Aside from the ex vivo nature of this study, further limitations exist. First and foremost, the limited number of eyes included in this post-mortem study, owing to the generally limited availability of human donor eyes for research purposes, hampered sensible statistical analysis of data. Furthermore, cultivation of corneal specimens was performed for 72 hours following surgery to allow corneal wound healing, inflammation, and tissue reaction to commence. Hence, it must be taken into account that this analysis was confined to the early postoperative period. However, it has been established in animal model experiments that keratocyte death and proliferation, inflammatory infiltration, and extracellular matrix remodeling predominantly take place during the first postoperative days after corneal refractive procedures.2,4,7,15
This first human donor eye study of SMILE and FS-LASIK endorses previous animal model experiments and studies of extracted human lenticules, suggesting that both refractive procedures elicit virtually identical and minimal keratocyte activation, cell death, and inflammation. In addition, our findings indicate more pronounced reactive stromal fibrosis following FS-LASIK, which could be due to this technique's use of two different laser wavelengths and the resulting difference in the applied laser energy level.
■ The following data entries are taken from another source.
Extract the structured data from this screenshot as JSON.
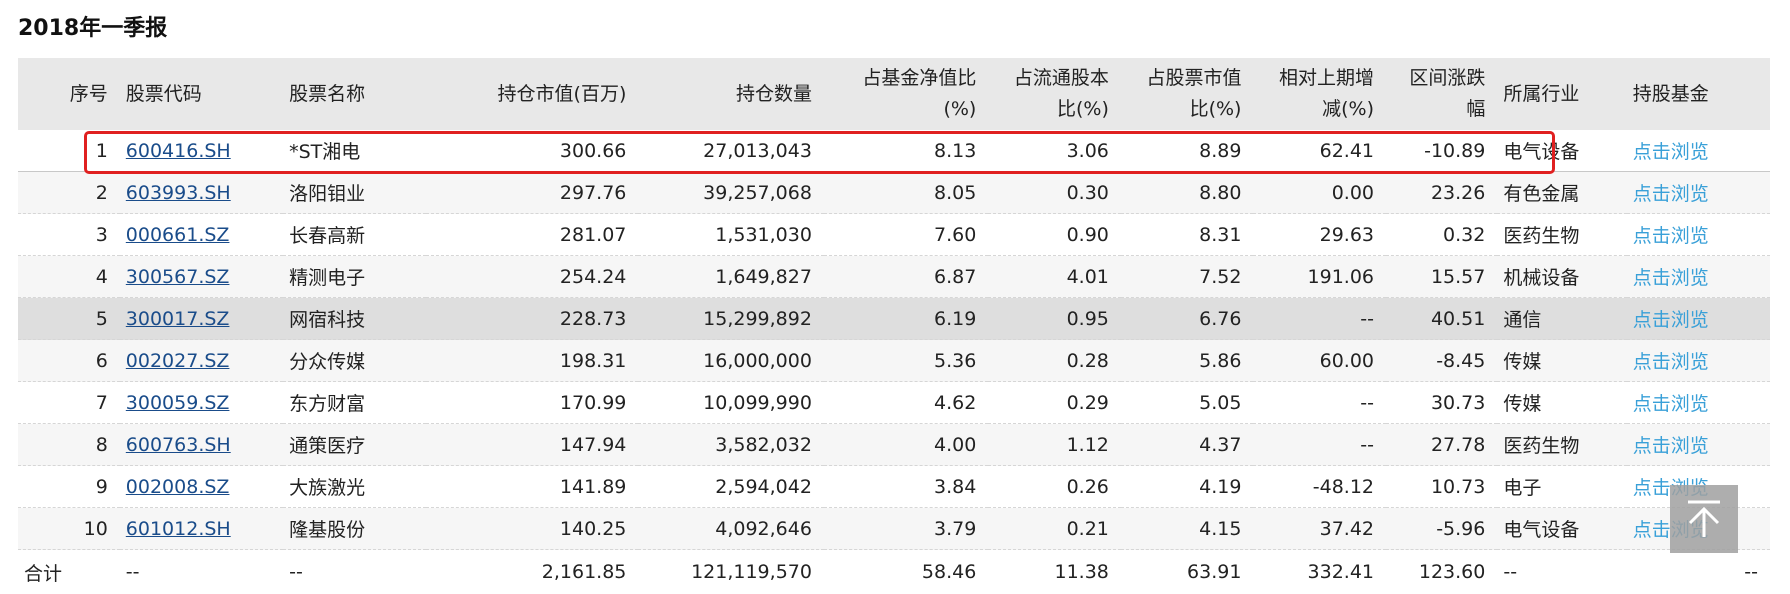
{
  "title": "2018年一季报",
  "headers": {
    "seq": "序号",
    "code": "股票代码",
    "name": "股票名称",
    "value": "持仓市值(百万)",
    "qty": "持仓数量",
    "nav_pct_l1": "占基金净值比",
    "nav_pct_l2": "(%)",
    "float_pct_l1": "占流通股本",
    "float_pct_l2": "比(%)",
    "stock_pct_l1": "占股票市值",
    "stock_pct_l2": "比(%)",
    "change_l1": "相对上期增",
    "change_l2": "减(%)",
    "range_l1": "区间涨跌",
    "range_l2": "幅",
    "industry": "所属行业",
    "fund": "持股基金"
  },
  "rows": [
    {
      "seq": "1",
      "code": "600416.SH",
      "name": "*ST湘电",
      "value": "300.66",
      "qty": "27,013,043",
      "nav_pct": "8.13",
      "float_pct": "3.06",
      "stock_pct": "8.89",
      "change": "62.41",
      "range": "-10.89",
      "industry": "电气设备",
      "link": "点击浏览"
    },
    {
      "seq": "2",
      "code": "603993.SH",
      "name": "洛阳钼业",
      "value": "297.76",
      "qty": "39,257,068",
      "nav_pct": "8.05",
      "float_pct": "0.30",
      "stock_pct": "8.80",
      "change": "0.00",
      "range": "23.26",
      "industry": "有色金属",
      "link": "点击浏览"
    },
    {
      "seq": "3",
      "code": "000661.SZ",
      "name": "长春高新",
      "value": "281.07",
      "qty": "1,531,030",
      "nav_pct": "7.60",
      "float_pct": "0.90",
      "stock_pct": "8.31",
      "change": "29.63",
      "range": "0.32",
      "industry": "医药生物",
      "link": "点击浏览"
    },
    {
      "seq": "4",
      "code": "300567.SZ",
      "name": "精测电子",
      "value": "254.24",
      "qty": "1,649,827",
      "nav_pct": "6.87",
      "float_pct": "4.01",
      "stock_pct": "7.52",
      "change": "191.06",
      "range": "15.57",
      "industry": "机械设备",
      "link": "点击浏览"
    },
    {
      "seq": "5",
      "code": "300017.SZ",
      "name": "网宿科技",
      "value": "228.73",
      "qty": "15,299,892",
      "nav_pct": "6.19",
      "float_pct": "0.95",
      "stock_pct": "6.76",
      "change": "--",
      "range": "40.51",
      "industry": "通信",
      "link": "点击浏览"
    },
    {
      "seq": "6",
      "code": "002027.SZ",
      "name": "分众传媒",
      "value": "198.31",
      "qty": "16,000,000",
      "nav_pct": "5.36",
      "float_pct": "0.28",
      "stock_pct": "5.86",
      "change": "60.00",
      "range": "-8.45",
      "industry": "传媒",
      "link": "点击浏览"
    },
    {
      "seq": "7",
      "code": "300059.SZ",
      "name": "东方财富",
      "value": "170.99",
      "qty": "10,099,990",
      "nav_pct": "4.62",
      "float_pct": "0.29",
      "stock_pct": "5.05",
      "change": "--",
      "range": "30.73",
      "industry": "传媒",
      "link": "点击浏览"
    },
    {
      "seq": "8",
      "code": "600763.SH",
      "name": "通策医疗",
      "value": "147.94",
      "qty": "3,582,032",
      "nav_pct": "4.00",
      "float_pct": "1.12",
      "stock_pct": "4.37",
      "change": "--",
      "range": "27.78",
      "industry": "医药生物",
      "link": "点击浏览"
    },
    {
      "seq": "9",
      "code": "002008.SZ",
      "name": "大族激光",
      "value": "141.89",
      "qty": "2,594,042",
      "nav_pct": "3.84",
      "float_pct": "0.26",
      "stock_pct": "4.19",
      "change": "-48.12",
      "range": "10.73",
      "industry": "电子",
      "link": "点击浏览"
    },
    {
      "seq": "10",
      "code": "601012.SH",
      "name": "隆基股份",
      "value": "140.25",
      "qty": "4,092,646",
      "nav_pct": "3.79",
      "float_pct": "0.21",
      "stock_pct": "4.15",
      "change": "37.42",
      "range": "-5.96",
      "industry": "电气设备",
      "link": "点击浏览"
    }
  ],
  "total": {
    "label": "合计",
    "code": "--",
    "name": "--",
    "value": "2,161.85",
    "qty": "121,119,570",
    "nav_pct": "58.46",
    "float_pct": "11.38",
    "stock_pct": "63.91",
    "change": "332.41",
    "range": "123.60",
    "industry": "--",
    "fund": "--"
  },
  "colors": {
    "header_bg": "#e8e8e8",
    "link": "#1a4c8a",
    "browse_link": "#39a0d8",
    "highlight_border": "#e02020"
  },
  "icons": {
    "back_to_top": "arrow-up-icon"
  }
}
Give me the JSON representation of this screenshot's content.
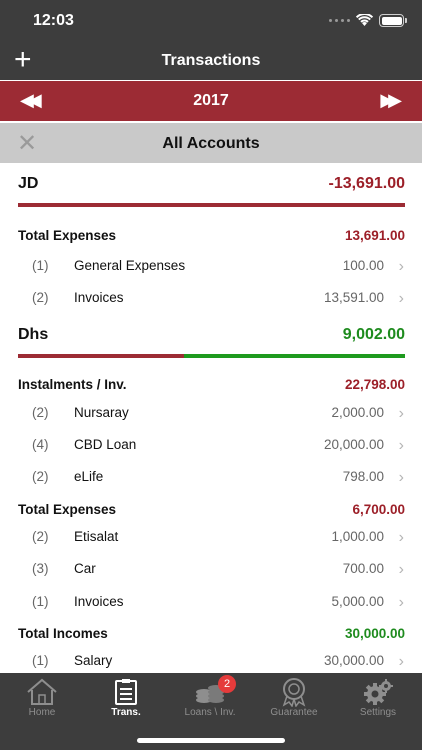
{
  "status": {
    "time": "12:03"
  },
  "nav": {
    "title": "Transactions",
    "add_label": "+"
  },
  "year_nav": {
    "year": "2017",
    "prev_label": "◀◀",
    "next_label": "▶▶"
  },
  "account_filter": {
    "title": "All Accounts",
    "close_label": "✕"
  },
  "currencies": [
    {
      "code": "JD",
      "total": "-13,691.00",
      "groups": [
        {
          "name": "Total Expenses",
          "total": "13,691.00",
          "items": [
            {
              "count": "(1)",
              "name": "General Expenses",
              "amount": "100.00"
            },
            {
              "count": "(2)",
              "name": "Invoices",
              "amount": "13,591.00"
            }
          ]
        }
      ]
    },
    {
      "code": "Dhs",
      "total": "9,002.00",
      "groups": [
        {
          "name": "Instalments / Inv.",
          "total": "22,798.00",
          "items": [
            {
              "count": "(2)",
              "name": "Nursaray",
              "amount": "2,000.00"
            },
            {
              "count": "(4)",
              "name": "CBD Loan",
              "amount": "20,000.00"
            },
            {
              "count": "(2)",
              "name": "eLife",
              "amount": "798.00"
            }
          ]
        },
        {
          "name": "Total Expenses",
          "total": "6,700.00",
          "items": [
            {
              "count": "(2)",
              "name": "Etisalat",
              "amount": "1,000.00"
            },
            {
              "count": "(3)",
              "name": "Car",
              "amount": "700.00"
            },
            {
              "count": "(1)",
              "name": "Invoices",
              "amount": "5,000.00"
            }
          ]
        },
        {
          "name": "Total Incomes",
          "total": "30,000.00",
          "items": [
            {
              "count": "(1)",
              "name": "Salary",
              "amount": "30,000.00"
            }
          ]
        }
      ]
    }
  ],
  "tabs": [
    {
      "label": "Home",
      "icon": "home-icon"
    },
    {
      "label": "Trans.",
      "icon": "transactions-icon"
    },
    {
      "label": "Loans \\ Inv.",
      "icon": "coins-icon",
      "badge": "2"
    },
    {
      "label": "Guarantee",
      "icon": "award-icon"
    },
    {
      "label": "Settings",
      "icon": "gear-icon"
    }
  ],
  "colors": {
    "header_bg": "#3d3d3d",
    "year_bar": "#9c2b34",
    "negative": "#9c1f28",
    "positive": "#1e8b1e",
    "badge": "#e53b3b"
  }
}
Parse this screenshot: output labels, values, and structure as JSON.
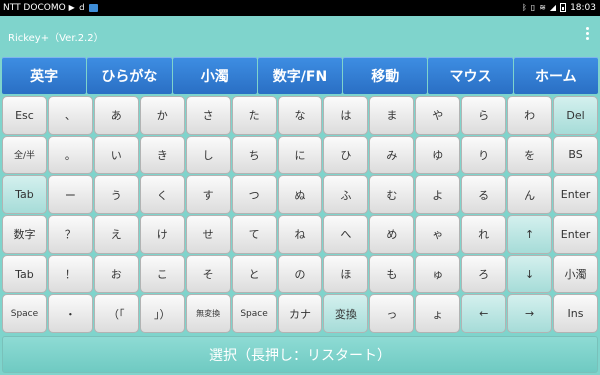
{
  "status": {
    "carrier": "NTT DOCOMO",
    "time": "18:03"
  },
  "app": {
    "title": "Rickey+（Ver.2.2）"
  },
  "tabs": [
    "英字",
    "ひらがな",
    "小濁",
    "数字/FN",
    "移動",
    "マウス",
    "ホーム"
  ],
  "keys": [
    [
      {
        "label": "Esc",
        "teal": false
      },
      {
        "label": "、",
        "teal": false
      },
      {
        "label": "あ",
        "teal": false
      },
      {
        "label": "か",
        "teal": false
      },
      {
        "label": "さ",
        "teal": false
      },
      {
        "label": "た",
        "teal": false
      },
      {
        "label": "な",
        "teal": false
      },
      {
        "label": "は",
        "teal": false
      },
      {
        "label": "ま",
        "teal": false
      },
      {
        "label": "や",
        "teal": false
      },
      {
        "label": "ら",
        "teal": false
      },
      {
        "label": "わ",
        "teal": false
      },
      {
        "label": "Del",
        "teal": true
      }
    ],
    [
      {
        "label": "全/半",
        "teal": false
      },
      {
        "label": "。",
        "teal": false
      },
      {
        "label": "い",
        "teal": false
      },
      {
        "label": "き",
        "teal": false
      },
      {
        "label": "し",
        "teal": false
      },
      {
        "label": "ち",
        "teal": false
      },
      {
        "label": "に",
        "teal": false
      },
      {
        "label": "ひ",
        "teal": false
      },
      {
        "label": "み",
        "teal": false
      },
      {
        "label": "ゆ",
        "teal": false
      },
      {
        "label": "り",
        "teal": false
      },
      {
        "label": "を",
        "teal": false
      },
      {
        "label": "BS",
        "teal": false
      }
    ],
    [
      {
        "label": "Tab",
        "teal": true
      },
      {
        "label": "ー",
        "teal": false
      },
      {
        "label": "う",
        "teal": false
      },
      {
        "label": "く",
        "teal": false
      },
      {
        "label": "す",
        "teal": false
      },
      {
        "label": "つ",
        "teal": false
      },
      {
        "label": "ぬ",
        "teal": false
      },
      {
        "label": "ふ",
        "teal": false
      },
      {
        "label": "む",
        "teal": false
      },
      {
        "label": "よ",
        "teal": false
      },
      {
        "label": "る",
        "teal": false
      },
      {
        "label": "ん",
        "teal": false
      },
      {
        "label": "Enter",
        "teal": false
      }
    ],
    [
      {
        "label": "数字",
        "teal": false
      },
      {
        "label": "？",
        "teal": false
      },
      {
        "label": "え",
        "teal": false
      },
      {
        "label": "け",
        "teal": false
      },
      {
        "label": "せ",
        "teal": false
      },
      {
        "label": "て",
        "teal": false
      },
      {
        "label": "ね",
        "teal": false
      },
      {
        "label": "へ",
        "teal": false
      },
      {
        "label": "め",
        "teal": false
      },
      {
        "label": "ゃ",
        "teal": false
      },
      {
        "label": "れ",
        "teal": false
      },
      {
        "label": "↑",
        "teal": true
      },
      {
        "label": "Enter",
        "teal": false
      }
    ],
    [
      {
        "label": "Tab",
        "teal": false
      },
      {
        "label": "！",
        "teal": false
      },
      {
        "label": "お",
        "teal": false
      },
      {
        "label": "こ",
        "teal": false
      },
      {
        "label": "そ",
        "teal": false
      },
      {
        "label": "と",
        "teal": false
      },
      {
        "label": "の",
        "teal": false
      },
      {
        "label": "ほ",
        "teal": false
      },
      {
        "label": "も",
        "teal": false
      },
      {
        "label": "ゅ",
        "teal": false
      },
      {
        "label": "ろ",
        "teal": false
      },
      {
        "label": "↓",
        "teal": true
      },
      {
        "label": "小濁",
        "teal": false
      }
    ],
    [
      {
        "label": "Space",
        "teal": false
      },
      {
        "label": "・",
        "teal": false
      },
      {
        "label": "（「",
        "teal": false
      },
      {
        "label": "」）",
        "teal": false
      },
      {
        "label": "無変換",
        "teal": false
      },
      {
        "label": "Space",
        "teal": false
      },
      {
        "label": "カナ",
        "teal": false
      },
      {
        "label": "変換",
        "teal": true
      },
      {
        "label": "っ",
        "teal": false
      },
      {
        "label": "ょ",
        "teal": false
      },
      {
        "label": "←",
        "teal": true
      },
      {
        "label": "→",
        "teal": true
      },
      {
        "label": "Ins",
        "teal": false
      }
    ]
  ],
  "bottom_button": "選択（長押し：リスタート）"
}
This relatively subtle difference in the wound healing pattern between SMILE and FS-LASIK might be more accentuated at higher surgical refractive corrections because the laser energy delivered to the cornea by the former technique is constant and independent from the refractive error corrected. On the contrary, the smoothing effect of the excimer laser produced a more regular ultrastructural appearance of the FS-LASIK stromal bed as compared with the SMILE lenticule bed.